A life interest trust was created in 1968. Over the years various sub-funds have been created. One of the sub-funds is in the Relevant Property regime. Another is a Transitional Serial Interest so is not subject to the Relevant Property regime.

There is a Ten Year Anniversary arising on the Relevant Property sub-fund in March next year. The RP sub-fund owns cottages some of which are occupied by agricultural workers. The RP sub-fund owns no agricultural land. The TSI sub-fund of the same trust (but not in the same IHT regime) owns the agricultural land.

The land and cottages are let to a farming company that uses the land (and 3 of the cottages) for agricultural purposes (subject to a lease created in 1968). The property has been owned by the trust since 1968.

My question is:

Can the RP sub-fund make a valid claim for APR on the cottages occupied by agricultural workers when the agricultural land (which is usually the first hurdle for claiming APR) is owned by a different sub-fund which is not itself in the Relevant Property regime?

I know for CGT purposes that a trust is treated as one whole body with sub-funds ignored (unless specifically elected to be treated separately).

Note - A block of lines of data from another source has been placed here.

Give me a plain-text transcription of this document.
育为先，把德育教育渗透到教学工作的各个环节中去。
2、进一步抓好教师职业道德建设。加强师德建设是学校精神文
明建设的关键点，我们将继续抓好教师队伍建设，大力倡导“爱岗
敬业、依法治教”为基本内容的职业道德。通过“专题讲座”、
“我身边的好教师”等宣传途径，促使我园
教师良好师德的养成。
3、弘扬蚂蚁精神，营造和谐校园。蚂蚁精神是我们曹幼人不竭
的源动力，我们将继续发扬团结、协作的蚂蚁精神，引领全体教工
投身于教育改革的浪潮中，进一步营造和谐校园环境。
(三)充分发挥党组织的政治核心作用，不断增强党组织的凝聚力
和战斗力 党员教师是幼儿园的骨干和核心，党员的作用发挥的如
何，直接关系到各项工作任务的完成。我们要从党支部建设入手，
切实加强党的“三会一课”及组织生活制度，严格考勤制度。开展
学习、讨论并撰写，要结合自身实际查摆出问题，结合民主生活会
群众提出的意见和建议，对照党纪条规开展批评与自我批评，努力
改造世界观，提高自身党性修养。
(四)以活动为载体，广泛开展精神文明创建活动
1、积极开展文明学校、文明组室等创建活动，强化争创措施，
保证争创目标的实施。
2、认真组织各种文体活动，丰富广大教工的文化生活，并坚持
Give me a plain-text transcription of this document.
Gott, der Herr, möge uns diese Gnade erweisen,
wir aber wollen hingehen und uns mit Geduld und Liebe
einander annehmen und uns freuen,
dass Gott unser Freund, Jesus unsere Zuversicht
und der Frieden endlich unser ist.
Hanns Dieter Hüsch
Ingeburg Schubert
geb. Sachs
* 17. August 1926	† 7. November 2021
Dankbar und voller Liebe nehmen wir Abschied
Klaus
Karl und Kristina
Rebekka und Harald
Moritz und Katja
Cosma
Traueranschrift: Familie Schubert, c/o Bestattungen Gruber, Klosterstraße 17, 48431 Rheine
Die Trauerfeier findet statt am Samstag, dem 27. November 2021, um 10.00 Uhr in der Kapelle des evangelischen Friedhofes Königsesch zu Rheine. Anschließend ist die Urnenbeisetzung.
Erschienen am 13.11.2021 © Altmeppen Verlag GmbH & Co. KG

So can the trust consider all property owned (and so ignore the sub-funds demarcation) for IHT purposes or must I only consider the property which is held in the RP sub-fund in isolation? Does the fact that the RP fund owns no agricultural land mean that the cottages fail the second condition of being “of a character appropriate to the agricultural land”?

Sharon Woolner
Wright Vigar

The three cottages are eligible for agricultural relief under IHTA 1984 s 117(b) because they have been owned for 7 years and occupied by another (the company) for the purposes of agriculture for those 7 years. The cottages are valued at agricultural value only (IHTA 1984 s 169). Any occupied by retired workers can also qualify.

The worry is what the rate of relief will be. The conditions for 100% relief are in IHTA 1984 s 116(2) and it would seem that the company has an AHA tenancy so that the rate of relief is 50%. It seems likely that this same rate will also apply to the land in the life interest fund on the death of the life tenant.

Th trustees should consider replacing the existing tenancy with a Farm business tenancy so as to give an immediate increase in the rate of relief to 100%. This can have both CGT and SDLT consequences. In general terms the CGT issue can usually be dealt with but the SDLT may not be avoidable as far as I am aware.